Minor but perhaps significant nitpick: the title of the article is "Quantum Weirdness in New Strange Metals Bends the Rules of Physics", and in this case "Strange Metal" is a technical term. If the title is to be edited for length or clickbait-minimization, I would recommend removing the word "New", since the start of this story is at least ~38 years old, possibly older.
And I think it implies that strange metals are not Landau Fermi liquids:
>Almost 70 years ago Russian physicist Lev Landau and his collaborators introduced an incredibly successful conjecture, now known as Landau Fermi liquid theory, to try to understand electron interactions within metals.
>Physicists have discovered an entire zoo of quasiparticles in solid materials with names such as phonons, magnons, spinons, holons and plasmons.
>By thinking of the collective actions of electrons as quasiparticles, physicists have made testable predictions that have been verified time and again in experiments on metals such as gold, silver, copper and aluminum.
>In recent years physicists have found a dozen or more materials that are clearly metals, in the sense that their electrical resistivity decreases with decreasing temperature, but that are not Fermi liquids. These “strange metals” have resistivity at low temperatures that is linearly proportional to temperature—that is, their resistivity varies with the actual temperature rather than with the square of the temperature.
>Scientists have observed superconductivity emerging in multiple families of strange metals at relatively high temperatures.
That is the common interpretation in the field, and in fact the phrases "strange metal" and "non-Fermi-liquid" are used somewhat interchangeably.
I'd point out that there is another interpretation of resistivity that is linear in temperature, namely that the basic physics of electron transport [1] is the same as a standard metal, where the scattering rate (proportional to resistivity) is proportional to temperature squared. The difference from normal metals is attributed to the linear increase in the carrier concentration (e.g. density of free electrons) with temperature. Since the carrier concentration (in the simple model) is inversely proportional to resistivity, this partially cancels the T^2 dependence of the scattering rate and produces T-linear resistivity. This is not (yet?) widely accepted in the literature, and I doubt it can explain all T-linear resistivity, but I think there's fairly strong evidence to believe it could explain some instances of T-linear resistivity, e.g. in the cuprates [2]. (n.b. I'm academically associated with some of the proponents of this idea, though I'm personally somewhat agnostic on the matter.)
Also, there apparently is something called "Constantan" -- a metal compound (usually) made from 55% Copper and 45% Nickel (at least according to Wikipedia):
The understanding of strange metals, and more broadly, systems (i.e. materials) where strong (often quantum) interactions are important is one of the main general research areas of modern physics. This is motivated partly by the interest in understanding the fundamental physics involved, and partly because these strongly-interacting systems often have other interesting properties such as high-temperature supeconductivity, or various magnetic properties that may be useful for quantum computing.

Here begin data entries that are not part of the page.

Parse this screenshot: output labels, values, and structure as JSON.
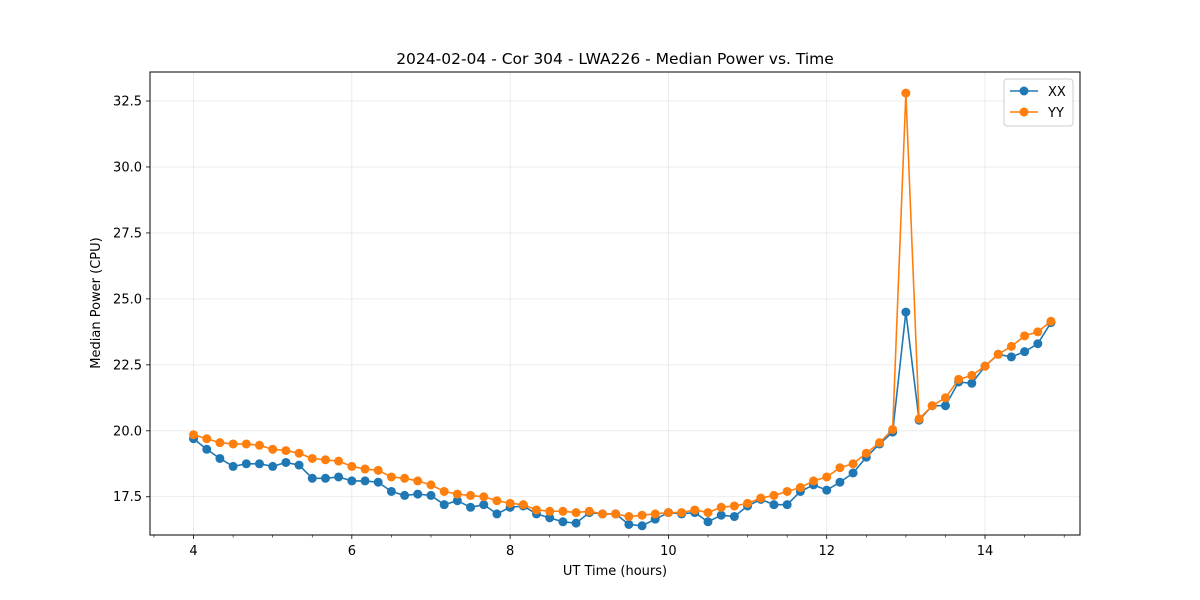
{
  "chart_data": {
    "type": "line",
    "title": "2024-02-04 - Cor 304 - LWA226 - Median Power vs. Time",
    "xlabel": "UT Time (hours)",
    "ylabel": "Median Power (CPU)",
    "xlim": [
      3.45,
      15.2
    ],
    "ylim": [
      16.05,
      33.6
    ],
    "xticks": [
      4,
      6,
      8,
      10,
      12,
      14
    ],
    "xtick_labels": [
      "4",
      "6",
      "8",
      "10",
      "12",
      "14"
    ],
    "xminor_step": 0.5,
    "yticks": [
      17.5,
      20.0,
      22.5,
      25.0,
      27.5,
      30.0,
      32.5
    ],
    "ytick_labels": [
      "17.5",
      "20.0",
      "22.5",
      "25.0",
      "27.5",
      "30.0",
      "32.5"
    ],
    "grid": true,
    "legend_position": "top-right",
    "x": [
      4.0,
      4.167,
      4.333,
      4.5,
      4.667,
      4.833,
      5.0,
      5.167,
      5.333,
      5.5,
      5.667,
      5.833,
      6.0,
      6.167,
      6.333,
      6.5,
      6.667,
      6.833,
      7.0,
      7.167,
      7.333,
      7.5,
      7.667,
      7.833,
      8.0,
      8.167,
      8.333,
      8.5,
      8.667,
      8.833,
      9.0,
      9.167,
      9.333,
      9.5,
      9.667,
      9.833,
      10.0,
      10.167,
      10.333,
      10.5,
      10.667,
      10.833,
      11.0,
      11.167,
      11.333,
      11.5,
      11.667,
      11.833,
      12.0,
      12.167,
      12.333,
      12.5,
      12.667,
      12.833,
      13.0,
      13.167,
      13.333,
      13.5,
      13.667,
      13.833,
      14.0,
      14.167,
      14.333,
      14.5,
      14.667,
      14.833
    ],
    "series": [
      {
        "name": "XX",
        "color": "#1f77b4",
        "values": [
          19.7,
          19.3,
          18.95,
          18.65,
          18.75,
          18.75,
          18.65,
          18.8,
          18.7,
          18.2,
          18.2,
          18.25,
          18.1,
          18.1,
          18.05,
          17.7,
          17.55,
          17.6,
          17.55,
          17.2,
          17.35,
          17.1,
          17.2,
          16.85,
          17.1,
          17.15,
          16.85,
          16.7,
          16.55,
          16.5,
          16.9,
          16.85,
          16.85,
          16.45,
          16.4,
          16.65,
          16.9,
          16.85,
          16.9,
          16.55,
          16.8,
          16.75,
          17.15,
          17.4,
          17.2,
          17.2,
          17.7,
          17.95,
          17.75,
          18.05,
          18.4,
          19.0,
          19.5,
          19.95,
          24.5,
          20.4,
          20.95,
          20.95,
          21.85,
          21.8,
          22.45,
          22.9,
          22.8,
          23.0,
          23.3,
          24.1
        ]
      },
      {
        "name": "YY",
        "color": "#ff7f0e",
        "values": [
          19.85,
          19.7,
          19.55,
          19.5,
          19.5,
          19.45,
          19.3,
          19.25,
          19.15,
          18.95,
          18.9,
          18.85,
          18.65,
          18.55,
          18.5,
          18.25,
          18.2,
          18.1,
          17.95,
          17.7,
          17.6,
          17.55,
          17.5,
          17.35,
          17.25,
          17.2,
          17.0,
          16.95,
          16.95,
          16.9,
          16.95,
          16.85,
          16.85,
          16.75,
          16.8,
          16.85,
          16.9,
          16.9,
          17.0,
          16.9,
          17.1,
          17.15,
          17.25,
          17.45,
          17.55,
          17.7,
          17.85,
          18.1,
          18.25,
          18.6,
          18.75,
          19.15,
          19.55,
          20.05,
          32.8,
          20.45,
          20.95,
          21.25,
          21.95,
          22.1,
          22.45,
          22.9,
          23.2,
          23.6,
          23.75,
          24.15
        ]
      }
    ]
  }
}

It's a large and active area of research.
THE rules of physics are OUR approximation of how we understand the physical reality we live in. They are a human invention to describe a existing system, and thus the "our" is implied.
This seems like a non-sequitur. I don't see that there's any way to interpret the title that doesn't imply there are new discoveries in the laws of physics.
Yes, THE laws of physics pretty clearly refers to OUR laws of physics in this context. There is no other law. There will never be any absolute truth to be considered THE law of physics, only ever the models we contrive.